Fears the United States or its ally Israel could attack Iran, which Washington says is covertly seeking to develop atomic weapons, have helped drive world oil prices to record levels. Tehran denies the charge.
Soaring prices have prompted calls by consumer nations for the exporters' group to pump more crude, but OPEC oil ministers said this week any decision on raising output will be left to a meeting in Abu Dhabi on Dec. 5.
Correa told the conference on Sunday he favoured pricing oil in a currency stronger than the dollar. The U.S. currency's drop in the value against other major currencies has helped fuel oil's rally to $98.62 last week, but has also cut the purchasing power of the Organization of the Petroleum Exporting Countries.
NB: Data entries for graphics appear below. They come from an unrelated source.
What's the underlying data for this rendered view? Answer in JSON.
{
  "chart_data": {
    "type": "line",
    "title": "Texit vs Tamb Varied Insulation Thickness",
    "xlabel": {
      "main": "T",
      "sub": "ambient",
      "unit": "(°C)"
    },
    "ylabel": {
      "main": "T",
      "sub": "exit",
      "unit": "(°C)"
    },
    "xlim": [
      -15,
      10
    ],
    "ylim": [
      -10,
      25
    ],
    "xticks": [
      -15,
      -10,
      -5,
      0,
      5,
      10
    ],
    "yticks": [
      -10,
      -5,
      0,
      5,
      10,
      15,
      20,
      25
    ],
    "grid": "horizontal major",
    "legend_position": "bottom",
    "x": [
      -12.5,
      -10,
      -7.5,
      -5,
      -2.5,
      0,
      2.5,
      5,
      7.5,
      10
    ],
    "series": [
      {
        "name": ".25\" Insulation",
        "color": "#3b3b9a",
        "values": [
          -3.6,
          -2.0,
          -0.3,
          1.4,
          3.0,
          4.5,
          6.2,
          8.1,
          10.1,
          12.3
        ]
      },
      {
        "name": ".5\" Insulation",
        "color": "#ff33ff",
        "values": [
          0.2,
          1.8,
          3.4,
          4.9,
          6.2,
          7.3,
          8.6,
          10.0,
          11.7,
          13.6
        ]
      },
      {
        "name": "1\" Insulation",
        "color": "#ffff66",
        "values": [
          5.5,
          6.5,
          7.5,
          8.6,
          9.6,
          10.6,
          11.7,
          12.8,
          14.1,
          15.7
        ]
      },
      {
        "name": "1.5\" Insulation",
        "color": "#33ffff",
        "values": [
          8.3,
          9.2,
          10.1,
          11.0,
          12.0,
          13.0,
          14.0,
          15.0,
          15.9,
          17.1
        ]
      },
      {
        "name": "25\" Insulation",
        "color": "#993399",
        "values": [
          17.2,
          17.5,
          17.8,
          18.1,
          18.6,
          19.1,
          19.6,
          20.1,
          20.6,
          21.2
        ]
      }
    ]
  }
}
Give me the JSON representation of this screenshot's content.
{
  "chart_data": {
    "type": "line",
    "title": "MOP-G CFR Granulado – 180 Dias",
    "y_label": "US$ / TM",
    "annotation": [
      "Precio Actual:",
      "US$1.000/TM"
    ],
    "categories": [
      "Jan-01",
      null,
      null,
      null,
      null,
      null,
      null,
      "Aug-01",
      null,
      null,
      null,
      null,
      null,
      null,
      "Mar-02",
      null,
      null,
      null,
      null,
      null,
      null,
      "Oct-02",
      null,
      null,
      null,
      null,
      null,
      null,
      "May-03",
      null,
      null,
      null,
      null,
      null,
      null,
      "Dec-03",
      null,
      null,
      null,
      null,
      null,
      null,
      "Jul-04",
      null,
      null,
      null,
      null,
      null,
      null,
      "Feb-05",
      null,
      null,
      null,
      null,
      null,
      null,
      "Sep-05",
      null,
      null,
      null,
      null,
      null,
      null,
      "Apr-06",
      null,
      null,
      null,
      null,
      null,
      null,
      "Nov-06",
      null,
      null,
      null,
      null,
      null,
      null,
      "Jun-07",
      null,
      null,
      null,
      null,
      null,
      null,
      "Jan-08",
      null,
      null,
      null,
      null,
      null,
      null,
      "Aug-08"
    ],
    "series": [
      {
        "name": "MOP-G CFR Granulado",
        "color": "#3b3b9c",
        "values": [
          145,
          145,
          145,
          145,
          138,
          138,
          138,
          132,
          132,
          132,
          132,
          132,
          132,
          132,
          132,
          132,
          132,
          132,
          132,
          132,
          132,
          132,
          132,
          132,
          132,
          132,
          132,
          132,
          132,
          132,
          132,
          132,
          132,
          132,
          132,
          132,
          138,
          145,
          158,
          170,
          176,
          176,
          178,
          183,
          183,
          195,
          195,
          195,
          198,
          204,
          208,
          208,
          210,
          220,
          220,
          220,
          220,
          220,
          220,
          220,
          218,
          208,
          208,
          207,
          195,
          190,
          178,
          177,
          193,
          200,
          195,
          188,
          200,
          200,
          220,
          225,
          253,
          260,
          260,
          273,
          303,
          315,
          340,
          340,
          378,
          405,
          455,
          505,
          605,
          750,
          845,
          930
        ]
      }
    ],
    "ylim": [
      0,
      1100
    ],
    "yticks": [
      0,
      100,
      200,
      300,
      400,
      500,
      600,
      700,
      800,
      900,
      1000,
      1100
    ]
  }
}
More Active Geopolitical Role
On Friday, Saudi Arabia steered the group towards rebuffing an attempt by Iran and Venezuela to highlight concern over dollar weakness in the summit communique.
Analysts say Saudi King Abdullah, a close U.S. ally and, as OPEC's "swing producer," veteran guarantor of crude to the United States, was keen to keep populists Chavez and Ahmadinejad from grabbing the summit limelight with anti-U.S. rhetoric.
The octogenarian leader sat stony-faced throughout Chavez's 25-minute speech on Saturday and was heard joking to the Venezuelan president afterwards: "You went on a bit!"
Addressing leaders assembled in an opulent hall with crystal chandeliers and toilet accessories fitted in gold leaf, self-styled socialist revolutionary Chavez said OPEC "must stand up and act as a vanguard against poverty in the world.
"OPEC should be a more active geopolitical agent and demand more respect for our countries ... and ask powerful nations to stop threatening OPEC," he said.